Unit testing SQL queries

Typically, unit tests are written against application code. As more and more business logic gets moved out of the application and into SQL queries, the queries become longer and more complex. In contrast, the application code is reduced to just making db calls using the driver/client library. At this point, it makes more sense to test the queries than the application code.

Fortunately for PostgreSQL, we have the excellent pgTAP extension that makes it easy to write unit tests for raw queries. Just like the raw queries themselves, pgTAP tests are typically defined in SQL files.

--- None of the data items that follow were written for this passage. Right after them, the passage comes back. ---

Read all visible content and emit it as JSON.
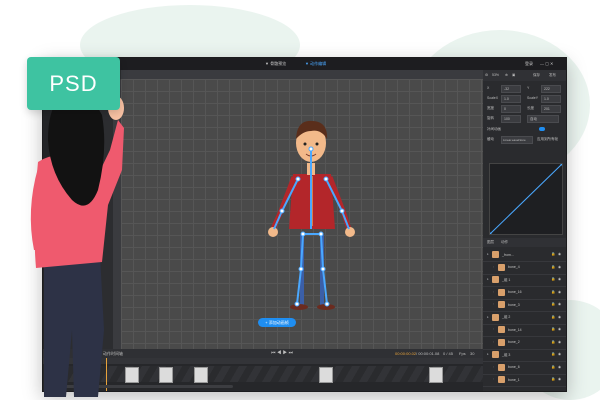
{
  "badge": {
    "label": "PSD"
  },
  "titlebar": {
    "menu_center_1": "▼ 骨骼预览",
    "menu_center_2": "▼ 动作编辑",
    "right_label": "登录"
  },
  "toolbar_right": {
    "zoom": "53%",
    "btn_save": "保存",
    "btn_publish": "发布"
  },
  "properties": {
    "x_label": "X",
    "x_value": "-32",
    "y_label": "Y",
    "y_value": "222",
    "scalex_label": "ScaleX",
    "scalex_value": "1.0",
    "scaley_label": "ScaleY",
    "scaley_value": "1.0",
    "width_label": "宽度",
    "width_value": "0",
    "height_label": "长度",
    "height_value": "201",
    "rotation_label": "旋转",
    "rotation_value": "100",
    "anchor_label": "自动",
    "interp_label": "补间动画",
    "easing_label": "缓动",
    "easing_value": "Linear.easeNone",
    "easing_btn": "应用到所有帧"
  },
  "layers": {
    "tab1": "图层",
    "tab2": "动作",
    "items": [
      {
        "name": "_from..."
      },
      {
        "name": "bone_4"
      },
      {
        "name": "_组 1"
      },
      {
        "name": "bone_16"
      },
      {
        "name": "bone_3"
      },
      {
        "name": "_组 2"
      },
      {
        "name": "bone_14"
      },
      {
        "name": "bone_2"
      },
      {
        "name": "_组 3"
      },
      {
        "name": "bone_6"
      },
      {
        "name": "bone_1"
      }
    ]
  },
  "canvas": {
    "add_button": "+ 添加动画帧"
  },
  "timeline": {
    "label": "动作时间轴",
    "time_current": "00:00:00.02",
    "time_total": "/ 00:00:01.08",
    "frame": "0 / 45",
    "fps": "Fps",
    "fps_value": "30"
  },
  "colors": {
    "accent": "#1f8ef1",
    "badge": "#3ec3a1",
    "panel": "#2a2b2e",
    "canvas": "#4a4a4a"
  }
}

But since the query and the tests are in separate files, it's possible that one modifies the SQL query, but forgets to update the tests, and the tests could still pass!

How to ensure that the tests actually run the exact same query that's being run by the application?

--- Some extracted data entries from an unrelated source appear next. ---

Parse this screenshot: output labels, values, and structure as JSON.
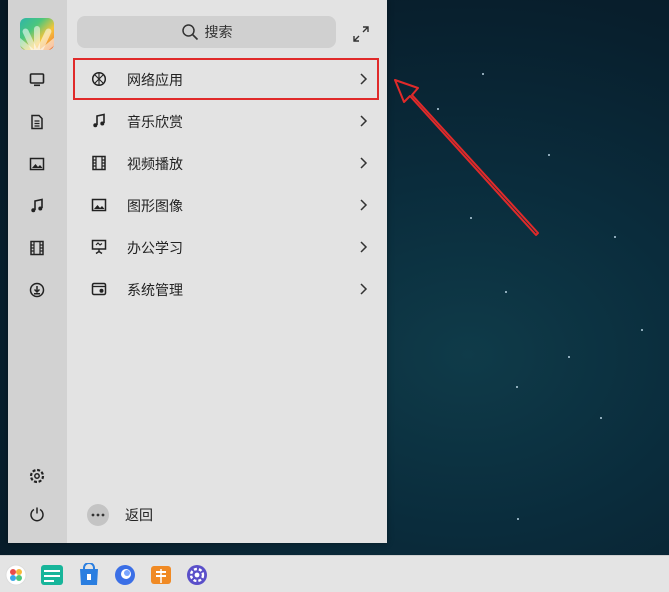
{
  "search": {
    "label": "搜索"
  },
  "categories": [
    {
      "label": "网络应用",
      "icon": "globe-icon",
      "highlighted": true
    },
    {
      "label": "音乐欣赏",
      "icon": "music-note-icon"
    },
    {
      "label": "视频播放",
      "icon": "film-icon"
    },
    {
      "label": "图形图像",
      "icon": "image-icon"
    },
    {
      "label": "办公学习",
      "icon": "presentation-icon"
    },
    {
      "label": "系统管理",
      "icon": "system-settings-icon"
    }
  ],
  "back": {
    "label": "返回"
  },
  "sidebar_icons": [
    "computer-icon",
    "document-icon",
    "image-icon",
    "music-icon",
    "film-icon",
    "download-icon",
    "settings-icon",
    "power-icon"
  ],
  "taskbar_icons": [
    "start-menu-icon",
    "file-manager-icon",
    "app-store-icon",
    "browser-icon",
    "package-icon",
    "settings-icon"
  ],
  "colors": {
    "highlight": "#e02a2a",
    "menu_bg": "#e3e3e3",
    "sidebar_bg": "#d2d2d2"
  }
}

Maintenance overhead of multiple, slightly differing queries

An application often needs to issue similar queries but returning different set of columns or with different WHERE clauses based on user input. In such cases, a unique query needs to be written and maintained for every combination of the input parameters. This could result in multiple queries that differ only slightly. If some core part of the query needs a change, one needs to remember to update multiple SQL files.

Moreover, higher level abstractions (e.g. yesql etc.) usually cache queries in memory, so they require the queries to be given a name or an identifier. Since the queries differ only slightly, trying to give them unique names can be tricky.

How tapestry solves it?

Tapestry was built to specifically address the above problems and concerns. It does so by generating actual queries as well as pgTAP test files from Jinja templates, instead of having the user write raw SQL.

Query templates

  • You write query templates instead of raw queries
  • Multiple queries can be mapped to the same query template. Mapping is defined in the tapestry.toml manifest file.
  • User defined Jinja variables can be used for conditionally adding or omitting parts of the query e.g. a WHERE condition or column to return. These Jinja vars are also defined in the manifest file.
  • Thus, it's easy to generate and maintain multiple queries that are similar enough to be defined using a single query template.

Test templates

  • pgTAP tests are also written as Jinja templates
  • Test templates are mapped to queries, again in the manifest file. One query can be mapped to multiple test templates.
  • When tapestry renders the final test file from a test template, a special Jinja variable {{ prepared_statement }} gets expanded to the actual query that the test template is mapped to.
  • This way, the generated test SQL file is guaranteed to have the exact same query which is used by the application code.

Naming conventions

Tapestry suggests some conventions for naming queries consistently but they are not mandatory.